The Immensity of Small Things

As a kid, Benjamin Schumacher gazed at the stars and dreamed of traveling in the vastness of space. Today, the Kenyon professor of physics still contemplates big things, but they come in smaller packages. A widely recognized expert in quantum information theory, he studies how we store and move information in the microscopic world.

He also loves science fiction, which can come in handy in his field. For example, when scientists in Austria pulled off what's called "quantum teleportation" by destroying pieces of light in one place and making perfect replicas appear in another, the media likened it to the "Beam me up, Scotty" process on Star Trek.

Schumacher isn't volunteering to try out teleportation anytime soon. "One of the things that must happen in quantum teleportation is that the original must be totally scrambled," he explains. "And I would be reluctant to step into a machine that was guaranteed to totally scramble my information with just the good hope that my information would be reassembled someplace else."
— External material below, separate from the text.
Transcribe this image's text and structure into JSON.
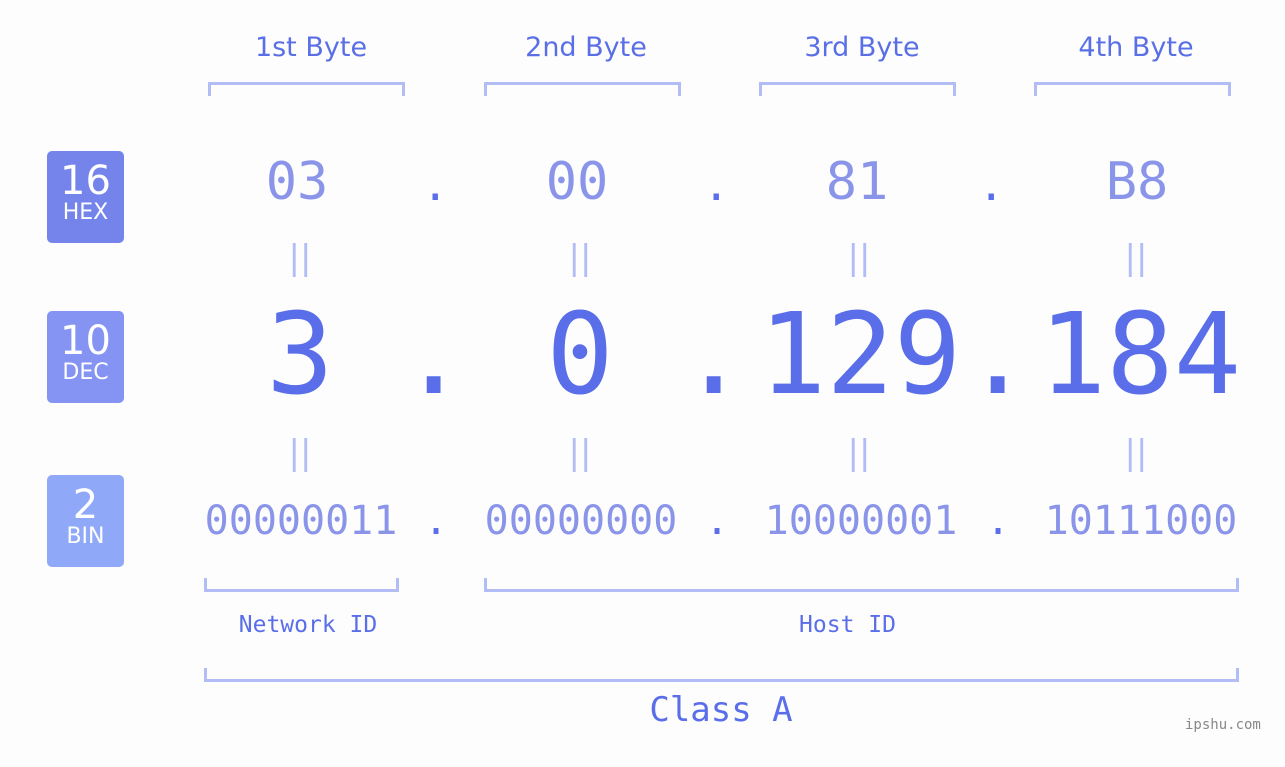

Schumacher, who earned the Quantum Communication Award, the premier scientific honor in the field, and Kenyon's Robert J. Tomsich Science Award, finds that Kenyon students are well-suited to innovation.

"We have a lot of interesting characters, and Kenyon is a place that tolerates and nourishes unusual people very well," explains Schumacher, who enjoys a good Tom Clancy novel when he's not plowing through physics papers. "I feel like I'm teaching admirable people. It's a great feeling."